Method 2: Compare row data using Power Query joins
Build a durable audit trail for large worksheets
If you need to compare versions of larger datasets, Power Query is the most robust method. Instead of comparing cells by position, it matches data based on values you define—making it resistant to row movement and structural changes.
First, ensure both datasets are formatted as Excel tables (Ctrl+T), then load them both into the Power Query Editor as connections:
- Load the first table into Power Query by selecting one of its cells and going to Data > From Table/Range.
- In the editor, click Close & Load To.
- Select Only Create Connection and click OK.
- Repeat these steps for the second table.
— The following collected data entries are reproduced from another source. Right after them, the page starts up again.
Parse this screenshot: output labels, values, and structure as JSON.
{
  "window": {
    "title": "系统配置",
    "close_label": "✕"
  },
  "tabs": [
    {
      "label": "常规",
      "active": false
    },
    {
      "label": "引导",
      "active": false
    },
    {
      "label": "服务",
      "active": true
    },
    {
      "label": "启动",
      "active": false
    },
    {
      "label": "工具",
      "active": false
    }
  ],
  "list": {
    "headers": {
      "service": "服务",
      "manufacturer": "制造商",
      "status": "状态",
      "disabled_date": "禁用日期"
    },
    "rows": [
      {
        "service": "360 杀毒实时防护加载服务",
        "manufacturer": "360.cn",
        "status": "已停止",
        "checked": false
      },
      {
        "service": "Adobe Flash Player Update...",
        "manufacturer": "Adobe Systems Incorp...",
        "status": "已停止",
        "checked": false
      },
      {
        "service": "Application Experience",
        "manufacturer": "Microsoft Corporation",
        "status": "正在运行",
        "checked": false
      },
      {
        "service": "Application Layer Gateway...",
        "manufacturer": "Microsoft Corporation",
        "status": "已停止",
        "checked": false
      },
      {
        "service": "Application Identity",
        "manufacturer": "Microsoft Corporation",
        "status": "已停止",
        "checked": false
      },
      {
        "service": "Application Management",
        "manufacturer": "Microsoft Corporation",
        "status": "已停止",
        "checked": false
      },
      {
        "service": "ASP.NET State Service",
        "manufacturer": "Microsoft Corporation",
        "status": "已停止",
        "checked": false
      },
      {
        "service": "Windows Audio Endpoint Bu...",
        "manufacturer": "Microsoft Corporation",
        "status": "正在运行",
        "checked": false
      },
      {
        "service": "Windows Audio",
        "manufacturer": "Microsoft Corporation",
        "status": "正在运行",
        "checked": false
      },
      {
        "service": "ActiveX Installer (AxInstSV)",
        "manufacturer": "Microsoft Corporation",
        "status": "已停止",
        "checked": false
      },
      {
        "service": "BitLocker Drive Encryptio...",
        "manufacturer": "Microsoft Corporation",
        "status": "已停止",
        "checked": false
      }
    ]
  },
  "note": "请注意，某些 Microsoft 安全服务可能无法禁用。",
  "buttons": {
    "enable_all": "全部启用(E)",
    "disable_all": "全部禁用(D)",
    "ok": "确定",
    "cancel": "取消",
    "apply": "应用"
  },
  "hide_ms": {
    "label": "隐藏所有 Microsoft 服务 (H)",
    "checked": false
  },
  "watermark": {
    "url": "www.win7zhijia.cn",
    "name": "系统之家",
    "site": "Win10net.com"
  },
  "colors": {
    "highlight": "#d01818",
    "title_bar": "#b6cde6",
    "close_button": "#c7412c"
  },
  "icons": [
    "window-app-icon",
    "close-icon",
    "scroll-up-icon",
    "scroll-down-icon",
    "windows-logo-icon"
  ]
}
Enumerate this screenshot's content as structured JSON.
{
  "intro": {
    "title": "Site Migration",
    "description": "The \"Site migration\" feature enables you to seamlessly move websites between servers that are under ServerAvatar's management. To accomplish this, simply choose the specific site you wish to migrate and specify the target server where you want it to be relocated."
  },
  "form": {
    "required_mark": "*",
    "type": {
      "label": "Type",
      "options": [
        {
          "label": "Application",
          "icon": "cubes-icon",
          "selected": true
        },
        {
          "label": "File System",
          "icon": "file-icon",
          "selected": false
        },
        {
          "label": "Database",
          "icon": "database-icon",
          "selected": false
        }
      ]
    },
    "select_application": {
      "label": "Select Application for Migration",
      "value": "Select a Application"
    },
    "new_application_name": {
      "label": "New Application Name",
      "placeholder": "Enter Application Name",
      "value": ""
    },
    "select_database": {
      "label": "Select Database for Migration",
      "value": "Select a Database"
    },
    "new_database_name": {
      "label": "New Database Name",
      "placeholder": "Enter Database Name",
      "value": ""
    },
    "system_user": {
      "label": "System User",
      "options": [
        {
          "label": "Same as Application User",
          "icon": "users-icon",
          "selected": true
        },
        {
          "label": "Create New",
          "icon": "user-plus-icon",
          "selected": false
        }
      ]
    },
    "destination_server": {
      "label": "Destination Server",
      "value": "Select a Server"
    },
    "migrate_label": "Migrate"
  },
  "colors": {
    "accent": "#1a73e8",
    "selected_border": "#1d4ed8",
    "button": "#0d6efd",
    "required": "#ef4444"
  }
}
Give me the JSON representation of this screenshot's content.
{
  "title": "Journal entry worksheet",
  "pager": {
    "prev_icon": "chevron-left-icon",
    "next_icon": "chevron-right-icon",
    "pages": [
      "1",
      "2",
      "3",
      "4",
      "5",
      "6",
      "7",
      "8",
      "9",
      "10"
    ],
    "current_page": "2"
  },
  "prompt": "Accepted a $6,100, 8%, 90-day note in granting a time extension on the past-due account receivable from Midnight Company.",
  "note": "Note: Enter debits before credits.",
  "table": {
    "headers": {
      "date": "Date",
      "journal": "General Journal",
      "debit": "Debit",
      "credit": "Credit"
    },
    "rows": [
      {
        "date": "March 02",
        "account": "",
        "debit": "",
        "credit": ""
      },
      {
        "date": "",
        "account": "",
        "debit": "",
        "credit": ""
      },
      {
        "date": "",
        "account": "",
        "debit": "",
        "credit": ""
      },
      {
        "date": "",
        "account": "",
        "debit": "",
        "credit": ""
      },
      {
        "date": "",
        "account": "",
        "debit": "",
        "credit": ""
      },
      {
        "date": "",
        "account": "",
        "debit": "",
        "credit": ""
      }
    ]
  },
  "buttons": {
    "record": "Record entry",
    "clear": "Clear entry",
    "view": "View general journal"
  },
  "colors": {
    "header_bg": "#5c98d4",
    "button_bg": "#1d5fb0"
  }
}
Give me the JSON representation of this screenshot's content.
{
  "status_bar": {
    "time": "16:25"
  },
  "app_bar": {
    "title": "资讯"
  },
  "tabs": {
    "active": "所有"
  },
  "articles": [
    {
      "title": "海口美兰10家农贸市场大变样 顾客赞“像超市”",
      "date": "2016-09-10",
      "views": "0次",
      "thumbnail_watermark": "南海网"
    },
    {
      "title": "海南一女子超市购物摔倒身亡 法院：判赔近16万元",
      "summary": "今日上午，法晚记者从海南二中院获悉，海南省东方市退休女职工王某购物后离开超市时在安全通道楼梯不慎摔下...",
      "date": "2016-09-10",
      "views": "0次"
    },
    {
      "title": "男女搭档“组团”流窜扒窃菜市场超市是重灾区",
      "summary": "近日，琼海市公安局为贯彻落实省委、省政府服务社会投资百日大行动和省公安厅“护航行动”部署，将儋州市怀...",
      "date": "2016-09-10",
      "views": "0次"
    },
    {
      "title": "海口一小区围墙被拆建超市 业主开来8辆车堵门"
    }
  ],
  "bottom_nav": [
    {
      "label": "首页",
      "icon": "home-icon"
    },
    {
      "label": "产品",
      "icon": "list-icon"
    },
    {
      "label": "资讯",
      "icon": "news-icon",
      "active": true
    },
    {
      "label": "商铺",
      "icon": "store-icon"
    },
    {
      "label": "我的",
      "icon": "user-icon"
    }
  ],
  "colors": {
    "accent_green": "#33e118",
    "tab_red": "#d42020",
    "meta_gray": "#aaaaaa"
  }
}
With both tables loaded into Power Query, you can begin the comparison. Start by comparing the original table against the updated version:
- Double-click one of the queries in the Queries & Connections pane to reopen the editor.
- Then, in the Home tab, click Merge Queries > Merge Queries as New.
- In the Merge dialog, select the original table on top and the updated table below.
- Click the first column in the top table, then click the same column in the bottom table. Then, hold Ctrl as you repeat this process for all the other columns. Notice that each column pairing is numbered to indicate the matching order.
- Choose Left Anti as the join type and click OK. This returns rows that exist in the original but have no exact match in the updated version—meaning they were either removed or altered in a way that breaks the match.
Now, make a couple of small tweaks to the new merged query:
- Remove the column containing the merged second table (the nested table column).
- Rename the query to something like v1_Changed.
You now need to repeat the process, but reverse the table order in the Merge dialog—select the updated table on top and the original table below, then run the same Left Anti join and rename the query (for example, v2_Changed). Running the merge in both directions gives you two outputs: one showing rows that exist only in the original dataset (removed or changed in the update), and another showing rows that exist only in the updated dataset (new or changed rows).
Once you’ve done this, click Close & Load To, check Table, and click OK to load these queries to two new worksheets.
The beauty of this method is that if you add a new row to one of the two source datasets and click Refresh All in the Data tab, the new record is automatically included in the “Changed” query, keeping your information up to date.
You don’t need VBA to auto-refresh your Power Queries in Excel
Stop relying on manual clicks and clunky code—let Excel refresh your queries automatically.
The next time an “updated” workbook lands in your inbox, choose your tool based on the data. For a quick five-minute audit of a small list, the conditional formatting trick is your best friend. But for large-scale datasets where row order can’t be trusted, Power Query is the best way to ensure nothing slips through the cracks. Either way, you’ve turned a tedious manual chore into a repeatable, automated process.